Никто с ними спорить не стал, соглашались во всём, обещали раскулачить даже сверх разнарядки.
– Вы приезжайте сюда к Новому году, тогда и увидите, скольких кулаков мы раскулачили, – сказал Евсей.
Это посещение ускорило отъезд жителей из деревни. Ещё по теплу Родион повёз Лизу с детьми в Тайшет. В округе нигде не работали церкви, а сына требовалось окрестить. Только в Тайшете ещё работал храм – вот туда и направился Родион. Семью возвращать он и не думал, а самому нужно было вернуться и уладить все дела. В помощь себе он взял племянника Мишку: дорога нелёгкая, а с детьми всегда тяжело ехать. К Тайшету подъезжали в сумерках. Знакомой дорогой направились по нужному адресу. Когда проезжали мимо железной дороги, показался состав.
– Дядя Родион, смотри, сами едут, – с непосредственностью малого ребёнка крикнул Мишка.
– Да, видел я, и не раз.
– Какая силища! – восхищался племянник. – Можно потом поближе посмотреть, а?
– Будет время, так и сходим, посмотришь.
– Вот это чудо.
Незаметно подъехали к дому Ильи Саввича.
Хрустов сдал в последнее время. Старался казаться живым, подвижным, но на самом деле движения стали всё более медленными, и старик всё больше стал уставать. Сядет, отдышится, поспешит делать новое дело – и опять задохнётся и присядет. Иногда становилось обидно до слёз. Голова соображает, думается, что сейчас всё бы переделал, а встал – и силы закончились.
Хрустов ещё и не знал, что у него родился внук. Давно не виделись с дочкой. Когда Родион распахнул ворота и стал заводить лошадей, Илья Саввич смотрел в окно, пытаясь понять: кто это так смело хозяйничает. Увидев внучек, завёрнутых в шали, поднялся и поспешил к выходу.
– Принимай гостей! – крикнул Родион.
– Гости так гости, – обрадовался Хрустов. – Кто ж вас так упаковал?
Внучки, к которым он обращался, наперебой стали говорить, что у них теперь есть братик, которого они привезли с собой. Дедушка ничего не понимал, но довольный тем, что привезли внучек, повёл их в дом.
– Там братик ещё у мамы, – сказала Настенька.
Только когда Родион взял завёрнутого сына и понёс в дом, Илья Саввич понял, что у него теперь ещё и внук есть. Старик вдруг ослаб и присел прямо на крыльцо.
– Ты бы, батюшка, не сидел здесь раздетый, прохладно уже, – сказала Лиза, – пойдём внука показывать будем.

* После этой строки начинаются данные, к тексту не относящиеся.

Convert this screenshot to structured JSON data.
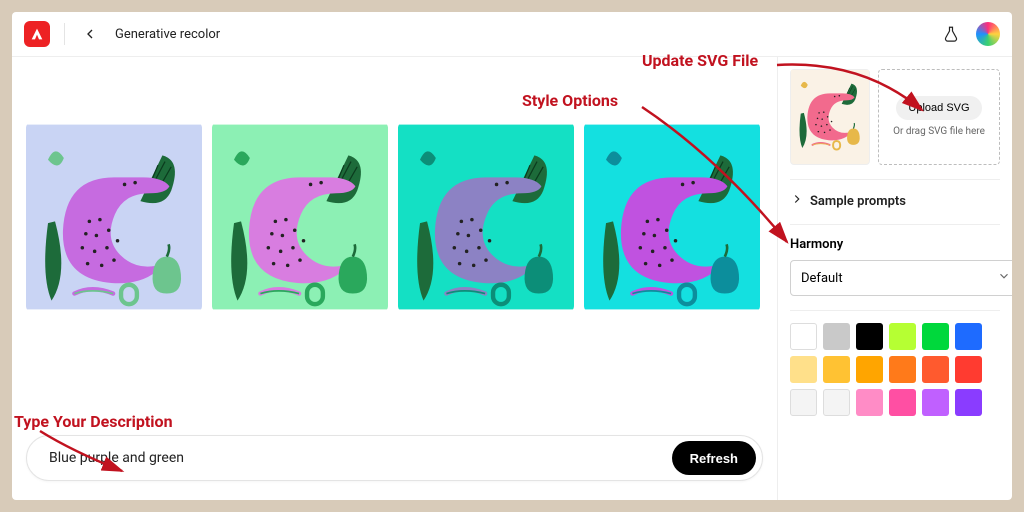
{
  "header": {
    "page_title": "Generative recolor"
  },
  "annotations": {
    "update_svg": "Update SVG File",
    "style_options": "Style Options",
    "type_description": "Type Your Description"
  },
  "results": {
    "tiles": [
      {
        "bg": "#c9d4f4",
        "cat": "#c66be0",
        "leaf": "#1d6b3a",
        "accent": "#6dc58e"
      },
      {
        "bg": "#8cf0b4",
        "cat": "#d87de0",
        "leaf": "#1d6b3a",
        "accent": "#2aa85c"
      },
      {
        "bg": "#14e0c4",
        "cat": "#8c82c4",
        "leaf": "#1d6b3a",
        "accent": "#0c8e78"
      },
      {
        "bg": "#14e0e0",
        "cat": "#c052e0",
        "leaf": "#1d6b3a",
        "accent": "#0c8e9c"
      }
    ]
  },
  "prompt": {
    "value": "Blue purple and green",
    "refresh_label": "Refresh"
  },
  "side": {
    "upload_label": "Upload SVG",
    "drag_text": "Or drag SVG file here",
    "sample_prompts_label": "Sample prompts",
    "harmony_label": "Harmony",
    "harmony_value": "Default",
    "thumb": {
      "bg": "#faf2e6",
      "cat": "#f26a8d",
      "leaf": "#1d6b3a",
      "accent": "#e7b84a"
    },
    "swatches": [
      "#ffffff",
      "#c9c9c9",
      "#000000",
      "#b6ff33",
      "#00d83c",
      "#1e6bff",
      "#ffe08a",
      "#ffc233",
      "#ffa500",
      "#ff7a1a",
      "#ff5a2e",
      "#ff3b30",
      "#f4f4f4",
      "#f4f4f4",
      "#ff8cc6",
      "#ff4fa3",
      "#c060ff",
      "#8a3cff"
    ]
  }
}
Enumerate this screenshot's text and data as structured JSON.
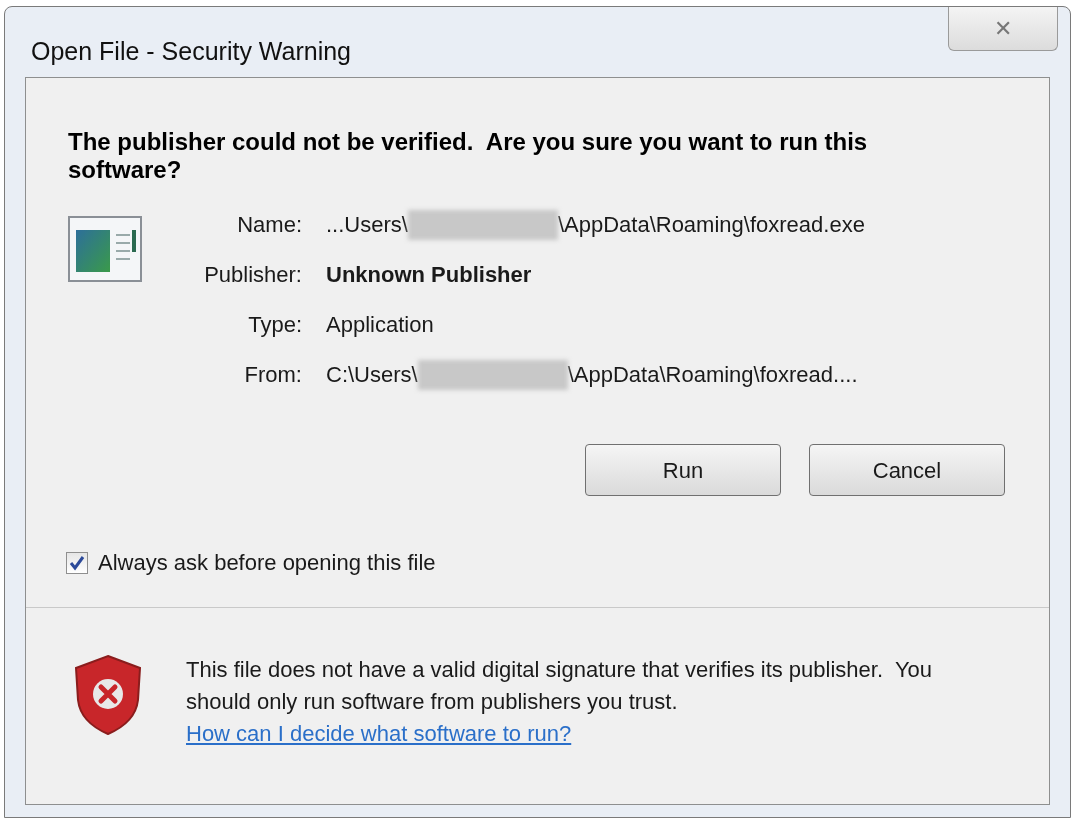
{
  "window": {
    "title": "Open File - Security Warning",
    "close_label": "✕"
  },
  "heading": "The publisher could not be verified.  Are you sure you want to run this software?",
  "fields": [
    {
      "label": "Name:",
      "value_start": "...Users\\",
      "value_end": "\\AppData\\Roaming\\foxread.exe",
      "redacted": true,
      "bold": false
    },
    {
      "label": "Publisher:",
      "value_start": "Unknown Publisher",
      "redacted": false,
      "bold": true
    },
    {
      "label": "Type:",
      "value_start": "Application",
      "redacted": false,
      "bold": false
    },
    {
      "label": "From:",
      "value_start": "C:\\Users\\",
      "value_end": "\\AppData\\Roaming\\foxread....",
      "redacted": true,
      "bold": false
    }
  ],
  "buttons": [
    "Run",
    "Cancel"
  ],
  "checkbox": {
    "label": "Always ask before opening this file",
    "checked": true
  },
  "footer": {
    "text": "This file does not have a valid digital signature that verifies its publisher.  You should only run software from publishers you trust.",
    "link": "How can I decide what software to run?"
  }
}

– Сколько ж ему? – спросил дед.
– Месяц уже. Крестить привезли, да останемся здесь, наверное, насовсем.
– Навсегда?
– Родион ещё съездит в деревню, а я уже не буду с детьми мотаться.

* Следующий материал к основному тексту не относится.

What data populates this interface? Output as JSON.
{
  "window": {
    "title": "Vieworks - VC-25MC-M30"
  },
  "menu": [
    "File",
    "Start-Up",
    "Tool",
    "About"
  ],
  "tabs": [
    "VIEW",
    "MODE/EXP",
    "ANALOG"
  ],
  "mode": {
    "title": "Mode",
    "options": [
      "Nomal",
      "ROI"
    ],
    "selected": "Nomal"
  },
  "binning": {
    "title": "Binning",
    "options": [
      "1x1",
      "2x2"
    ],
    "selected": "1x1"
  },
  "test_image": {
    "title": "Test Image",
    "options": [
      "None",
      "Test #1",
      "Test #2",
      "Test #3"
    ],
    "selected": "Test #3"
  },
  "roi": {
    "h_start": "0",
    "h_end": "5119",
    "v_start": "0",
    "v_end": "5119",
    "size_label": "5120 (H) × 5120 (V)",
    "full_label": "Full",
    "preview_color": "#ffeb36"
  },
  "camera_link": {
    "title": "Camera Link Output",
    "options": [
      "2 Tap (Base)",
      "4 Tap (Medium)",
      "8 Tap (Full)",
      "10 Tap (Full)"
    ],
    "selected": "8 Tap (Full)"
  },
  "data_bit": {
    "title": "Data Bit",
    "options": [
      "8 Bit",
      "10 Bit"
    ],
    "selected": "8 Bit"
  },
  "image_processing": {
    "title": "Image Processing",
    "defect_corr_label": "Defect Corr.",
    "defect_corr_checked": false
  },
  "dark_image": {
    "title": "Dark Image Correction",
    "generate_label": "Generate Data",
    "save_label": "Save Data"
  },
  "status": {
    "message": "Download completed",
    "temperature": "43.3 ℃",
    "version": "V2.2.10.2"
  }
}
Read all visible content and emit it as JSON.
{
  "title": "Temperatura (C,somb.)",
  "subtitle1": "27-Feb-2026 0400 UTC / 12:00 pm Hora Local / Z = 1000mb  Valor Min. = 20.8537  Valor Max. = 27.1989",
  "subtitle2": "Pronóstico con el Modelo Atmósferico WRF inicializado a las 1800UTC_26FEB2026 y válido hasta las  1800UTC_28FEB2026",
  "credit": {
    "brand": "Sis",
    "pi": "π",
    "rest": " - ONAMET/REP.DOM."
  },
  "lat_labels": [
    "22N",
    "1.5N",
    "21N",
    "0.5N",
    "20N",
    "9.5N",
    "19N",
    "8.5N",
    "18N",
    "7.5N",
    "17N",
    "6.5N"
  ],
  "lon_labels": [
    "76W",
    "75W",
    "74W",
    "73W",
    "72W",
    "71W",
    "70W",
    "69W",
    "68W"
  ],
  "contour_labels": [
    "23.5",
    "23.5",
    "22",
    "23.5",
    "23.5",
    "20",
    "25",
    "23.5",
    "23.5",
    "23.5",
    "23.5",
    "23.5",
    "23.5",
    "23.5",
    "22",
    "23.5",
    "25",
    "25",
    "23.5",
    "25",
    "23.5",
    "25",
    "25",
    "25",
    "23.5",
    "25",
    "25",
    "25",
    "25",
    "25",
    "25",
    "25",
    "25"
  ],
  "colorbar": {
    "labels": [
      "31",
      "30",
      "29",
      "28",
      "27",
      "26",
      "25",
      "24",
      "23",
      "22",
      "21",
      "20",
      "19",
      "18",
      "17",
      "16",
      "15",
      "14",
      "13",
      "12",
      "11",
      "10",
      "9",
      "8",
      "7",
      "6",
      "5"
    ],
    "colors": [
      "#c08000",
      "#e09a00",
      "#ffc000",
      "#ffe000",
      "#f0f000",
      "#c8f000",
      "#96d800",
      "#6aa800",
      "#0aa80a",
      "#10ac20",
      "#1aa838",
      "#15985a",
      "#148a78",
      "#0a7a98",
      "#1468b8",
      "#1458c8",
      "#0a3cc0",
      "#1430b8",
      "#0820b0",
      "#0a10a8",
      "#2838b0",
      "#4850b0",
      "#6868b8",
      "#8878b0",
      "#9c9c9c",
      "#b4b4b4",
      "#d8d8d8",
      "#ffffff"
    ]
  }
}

– И не надо. Слава богу, дошло до вас. Вот славно-то будет, а то я уже захирел один.
Старик разволновался так, что затряслись руки. Лиза распеленала сына, положила его на кровать. Ребёнок только посапывал, иногда дёргая ручками.
– Здоров парень спать, – восхитился дедушка. – Ай да молодцы. Вот радость-то. И не сообщили даже: целый месяц прошёл, как внук у меня родился, а я ни сном, ни духом.
– Церковь работает? – спросила дочь.
– Пока работает, хотя грозятся закрыть, говорят, что церковь вредна для народа, – сокрушался старик. – Столько лет нужна была, а теперь в одночасье вдруг вредная сделалась.
– Надо нашего Александра окрестить.
– Надо, так и окрестим. Значит, Александр, Саша. Что ж, хорошее имя. Окрестим, Лиза, как надо, и крестины отметим как положено.
– Чего устраивать гулянки, да и людей знакомых нет.
– А мы по-семейному, тихо. А люди есть, нужные люди придут, познакомить их надо с вами – пригодится в жизни.
Вечером за ужином Мишка спросил:
– Дядя Родион, вот бы мне пристроиться на паровоз работать.
– Чего это он? – переспросил Хрустов.
– Паровоз ему сильно понравился, спрашивает, как бы устроиться на него работать.
– Чего бы доброго? Вот приедешь, постараемся пристроить тебя на паровоз, раз хочется. Коли есть желание, исполни его, чтобы потом не жалеть.
Когда Лиза увела детей спать, Хрустов спросил:
– Надумали перебираться сюда?
– Надумали, – ответил зять. – Все сразу уезжать будем. Приезжали двое из волости, говорили, что есть бумага, чтобы для раскулачивания выбрали кого-нибудь – вот мужики и решились уезжать все разом.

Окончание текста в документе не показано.